Multibases.implement 'reverse', 'r', EngineKlazz, 'alphabet'
# => Initializes EngineKlazz with 'alphabet'

Multibases.pack('reverse', 'md')
# => [Multibases::EncodedByteArray "rdm"]

Multibases.decode('dm')
# => [Multibases::DecodedByteArray "md"]

# Alternatively, you can pass the instantiated engine to the appropriate
# function.
engine = EngineKlazz.new

# Mark the encoding as "existing" and attach a code
Multibases.implement 'reverse', 'r'

# Pack, using a custom engine
Multibases.pack('reverse', 'md', engine)
# => [Multibases::EncodedByteArray "rdm"]

Multibases.decode('rdm', engine)
# => [Multibases::DecodedByteArray "md"]

Using the built-in encoders/decoders

You can use the built-in encoders and decoders.

require 'multibases/base16'

Multibases::Base16.encode('foobar')
# => [Multibases::EncodedByteArray "666f6f626172"]

Multibases::Base16.decode('666f6f626172')
# => [Multibases::DecodedByteArray "foobar"]

These don't add the multibase prefix to the output and they use the canonical encode and decode nomenclature.

The base_x / BaseX encoder does not have a module function. You must instantiate it first. The result is an encoder that uses the base alphabet to determine its base. Currently padding is ❌ not supported for BaseX, but might be in a future update using a second argument or key.

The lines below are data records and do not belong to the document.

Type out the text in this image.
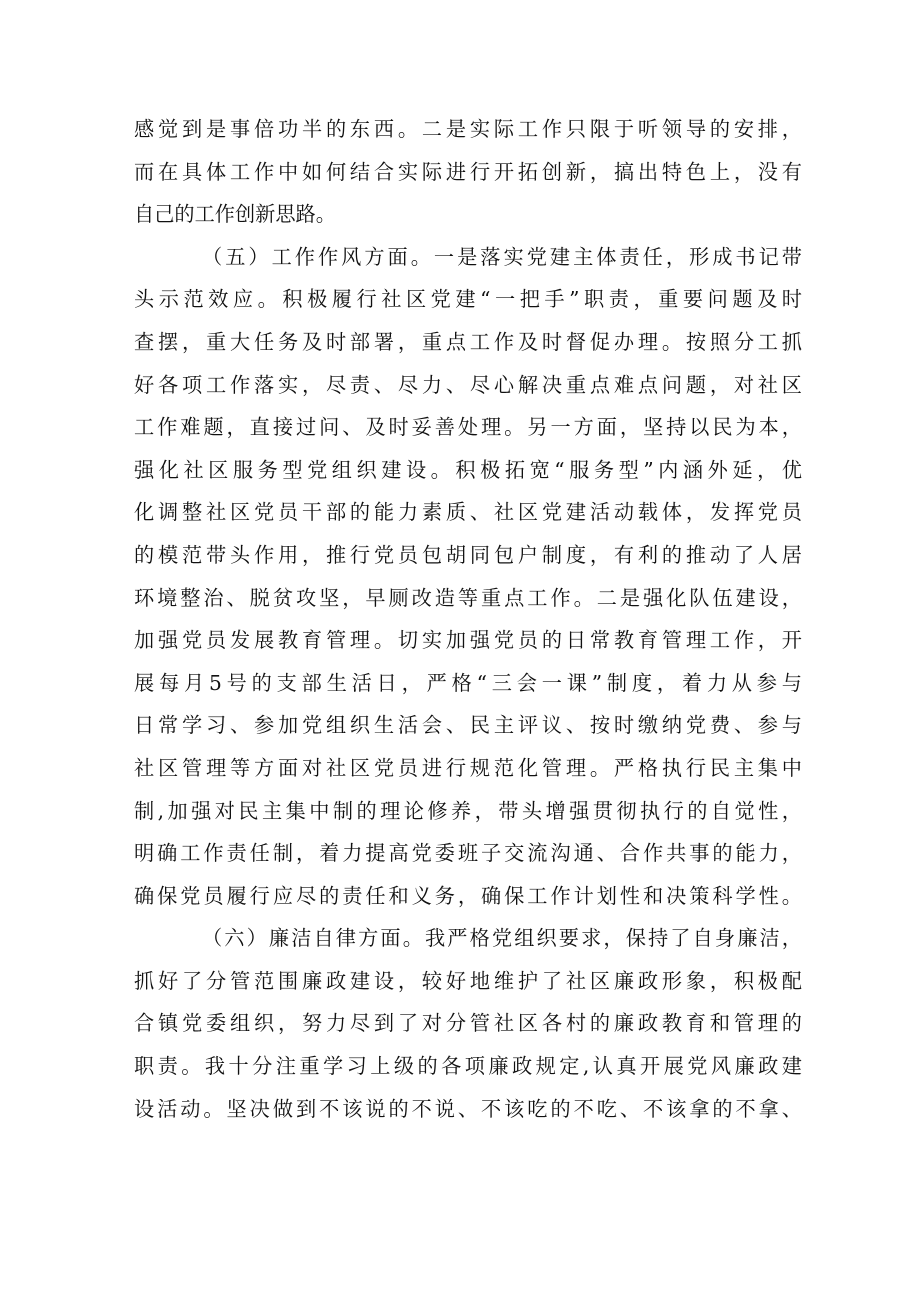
感觉到是事倍功半的东西。二是实际工作只限于听领导的安排，
而在具体工作中如何结合实际进行开拓创新，搞出特色上，没有
自己的工作创新思路。
（五）工作作风方面。一是落实党建主体责任，形成书记带
头示范效应。积极履行社区党建“一把手”职责，重要问题及时
查摆，重大任务及时部署，重点工作及时督促办理。按照分工抓
好各项工作落实，尽责、尽力、尽心解决重点难点问题，对社区
工作难题，直接过问、及时妥善处理。另一方面，坚持以民为本，
强化社区服务型党组织建设。积极拓宽“服务型”内涵外延，优
化调整社区党员干部的能力素质、社区党建活动载体，发挥党员
的模范带头作用，推行党员包胡同包户制度，有利的推动了人居
环境整治、脱贫攻坚，早厕改造等重点工作。二是强化队伍建设，
加强党员发展教育管理。切实加强党员的日常教育管理工作，开
展每月5号的支部生活日，严格“三会一课”制度，着力从参与
日常学习、参加党组织生活会、民主评议、按时缴纳党费、参与
社区管理等方面对社区党员进行规范化管理。严格执行民主集中
制,加强对民主集中制的理论修养，带头增强贯彻执行的自觉性，
明确工作责任制，着力提高党委班子交流沟通、合作共事的能力，
确保党员履行应尽的责任和义务，确保工作计划性和决策科学性。
（六）廉洁自律方面。我严格党组织要求，保持了自身廉洁，
抓好了分管范围廉政建设，较好地维护了社区廉政形象，积极配
合镇党委组织，努力尽到了对分管社区各村的廉政教育和管理的
职责。我十分注重学习上级的各项廉政规定,认真开展党风廉政建
设活动。坚决做到不该说的不说、不该吃的不吃、不该拿的不拿、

require 'multibases/base_x'

Base3 = Multibases::BaseX.new('012')
# => [Multibases::Base3 alphabet="012" strict]

Base3.encode('foobar')
# => [Multibases::EncodedByteArray "112202210012121110020020001100"]

You can use the same technique to inject a custom alphabet. This can be used on the built-in encoders, even the ones that are not BaseX:

base = Multibases::Base2.new('.!')
# => [Multibases::Base2 alphabet=".!"]

base.encode('foo')
# [Multibases::EncodedByteArray ".!!..!!..!!.!!!!.!!.!!!!"]

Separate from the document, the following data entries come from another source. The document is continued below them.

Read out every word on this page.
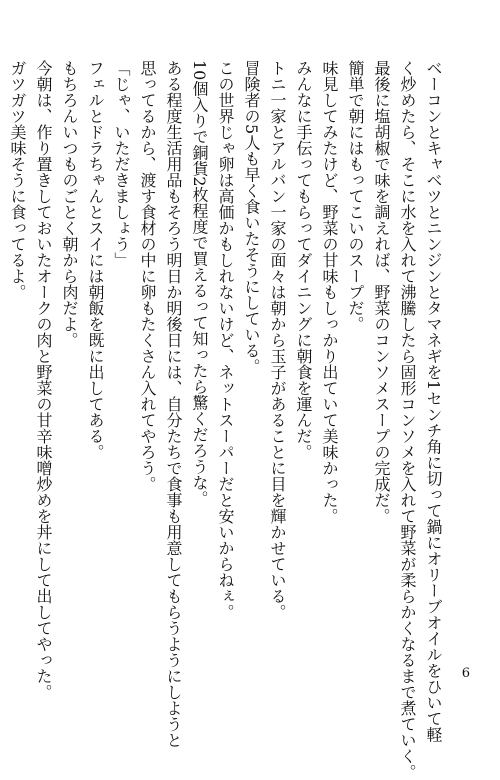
ベーコンとキャベツとニンジンとタマネギを1センチ角に切って鍋にオリーブオイルをひいて軽
く炒めたら、そこに水を入れて沸騰したら固形コンソメを入れて野菜が柔らかくなるまで煮ていく。
最後に塩胡椒で味を調えれば、野菜のコンソメスープの完成だ。
簡単で朝にはもってこいのスープだ。
味見してみたけど、野菜の甘味もしっかり出ていて美味かった。
みんなに手伝ってもらってダイニングに朝食を運んだ。
トニ一家とアルバン一家の面々は朝から玉子があることに目を輝かせている。
冒険者の5人も早く食いたそうにしている。
この世界じゃ卵は高価かもしれないけど、ネットスーパーだと安いからねぇ。
10個入りで銅貨2枚程度で買えるって知ったら驚くだろうな。
ある程度生活用品もそろう明日か明後日には、自分たちで食事も用意してもらうようにしようと
思ってるから、渡す食材の中に卵もたくさん入れてやろう。
「じゃ、いただきましょう」
フェルとドラちゃんとスイには朝飯を既に出してある。
もちろんいつものごとく朝から肉だよ。
今朝は、作り置きしておいたオークの肉と野菜の甘辛味噌炒めを丼にして出してやった。
ガツガツ美味そうに食ってるよ。
6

base.decode('.!!...!..!!....!.!!!..!.')
# => [Multibases::DecodedByteArray "bar"]

All the built-in encoder/decoders take strings, arrays or byte-arrays as input.

expected = Multibases::Base16.encode("abc")
# => [Multibases::EncodedByteArray "616263"]

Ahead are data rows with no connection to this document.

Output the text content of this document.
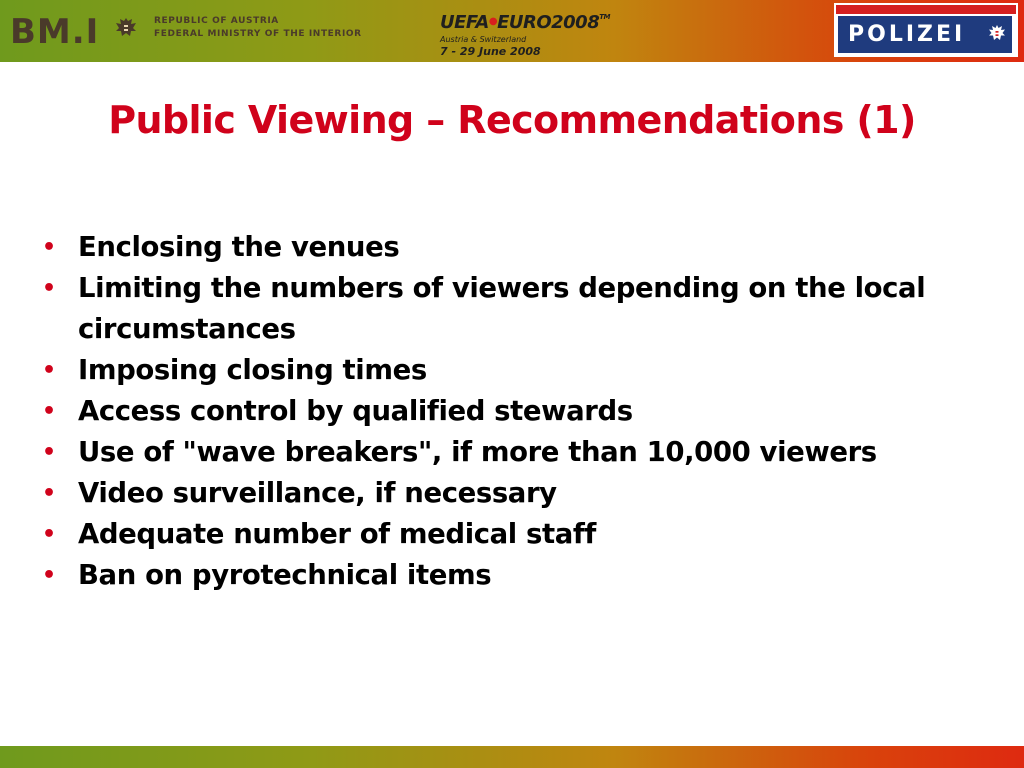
BM.I	REPUBLIC OF AUSTRIA
FEDERAL MINISTRY OF THE INTERIOR
UEFA●EURO2008™
Austria & Switzerland
7 - 29 June 2008
POLIZEI
Public Viewing – Recommendations (1)
• Enclosing the venues
• Limiting the numbers of viewers depending on the local circumstances
• Imposing closing times
• Access control by qualified stewards
• Use of "wave breakers", if more than 10,000 viewers
• Video surveillance, if necessary
• Adequate number of medical staff
• Ban on pyrotechnical items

expected == Multibases::Base16.encode([97, 98, 99])
# => true

expected == Multibases::Base16.encode(Multibases::ByteArray.new("abc".bytes))
# => true

Related

Development

After checking out the repo, run bin/setup to install dependencies. Then, run rake test to run the tests. You can also run bin/console for an interactive prompt that will allow you to experiment.

To install this gem onto your local machine, run bundle exec rake install. To release a new version, update the version number in version.rb, and then run bundle exec rake release, which will create a git tag for the version, push git commits and tags, and push the .gem file to rubygems.org.

Contributing

Bug reports and pull requests are welcome on GitHub at SleeplessByte/ruby-multibase. This project is intended to be a safe, welcoming space for collaboration, and contributors are expected to adhere to the Contributor Covenant code of conduct.

License

The gem is available as open source under the terms of the MIT License.

Code of Conduct

Everyone interacting in the Shrine::ConfigurableStorage project’s codebases, issue trackers, chat rooms and mailing lists is expected to follow the code of conduct.